Universal conformal weights on Sobolev spaces

TL;DR

This paper introduces universal conformal weights derived from the Jacobian of conformal maps to study Sobolev space embeddings into weighted Lebesgue spaces, establishing compactness results and applications to elliptic boundary value problems.

Contribution

It defines conformal weights based on the Jacobian of conformal maps and proves embedding and compactness results for Sobolev spaces into weighted Lebesgue spaces, extending to Brennan's conjecture.

Findings

Embeddings depend only on the conformal structure of the domain.

Proved compactness of Sobolev embeddings into weighted Lebesgue spaces.

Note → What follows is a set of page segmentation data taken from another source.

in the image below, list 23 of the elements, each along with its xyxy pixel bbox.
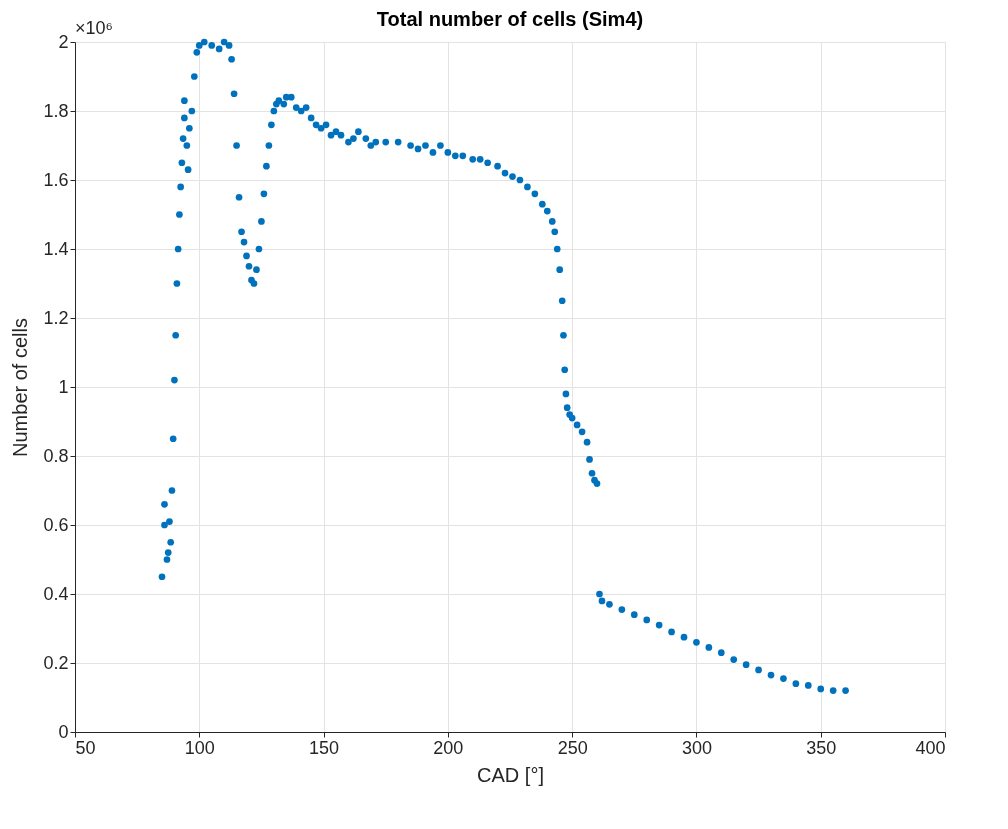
y-tick-label: 1.8 xyxy=(43,100,69,121)
chart-title: Total number of cells (Sim4) xyxy=(376,8,644,30)
y-tick-label: 1.4 xyxy=(43,238,69,259)
y-tick-label: 2 xyxy=(58,31,69,52)
y-tick-label: 0.6 xyxy=(43,514,69,535)
y-tick-label: 0 xyxy=(58,721,69,742)
y-tick-label: 0.8 xyxy=(43,445,69,466)
x-axis-title: CAD [°] xyxy=(477,763,544,786)
y-tick-label: 0.4 xyxy=(43,583,69,604)
x-tick-label: 150 xyxy=(309,737,340,758)
x-tick-label: 100 xyxy=(184,737,215,758)
text: ×10⁶ xyxy=(75,18,113,38)
y-tick-label: 1.2 xyxy=(43,307,69,328)
y-tick-label: 1.6 xyxy=(43,169,69,190)
y-tick-label: 1 xyxy=(58,376,69,397)
y-tick-label: 0.2 xyxy=(43,652,69,673)
x-tick-label: 350 xyxy=(806,737,837,758)
x-tick-label: 50 xyxy=(75,737,96,758)
x-tick-label: 300 xyxy=(681,737,712,758)
x-tick-label: 200 xyxy=(433,737,464,758)
x-tick-label: 400 xyxy=(915,737,946,758)
y-axis-title: Number of cells xyxy=(9,318,32,457)
x-tick-label: 250 xyxy=(557,737,588,758)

Extended results to broader Sobolev spaces using Brennan's conjecture.

Abstract

The Riemann Mapping Theorem states existence of a conformal homeomorphism $\varphi$ of a simply connected plane domain $\Omega\subset\mathbb C$ with non-empty boundary onto the unit disc $\mathbb D\subset \mathbb C$. In the first part of the paper we study embeddings of Sobolev spaces $\overset{\circ}{W_{p}^{1}}(\Omega)$ into weighted Lebesgue spaces $L_{q}(\Omega,h)$ with an {}"universal" weight that is Jacobian of $\varphi$ i.e. $h(z):=J(z,\varphi)=| \varphi'(z)|^2$. Weighted Lebesgue spaces with such weights depend only on a conformal structure of $\Omega$. By this reason we call the weights $h(z)$ conformal weights. In the second part of the paper we prove compactness of embeddings of Sobolev spaces $\overset{\circ}{W_{2}^{1}}(\Omega)$ into $L_{q}(\Omega,h)$ for any $1\leq q<\infty$. With the help of Brennan's conjecture we extend these results to Sobolev spaces $\overset{\circ}{W_{p}^{1}}(\Omega)$. In this case $q$ is not arbitrary and depends on $p$ and the summability exponent for Brennan's conjecture. Applications to elliptic boundary value problems are demonstrated in the last part of the paper.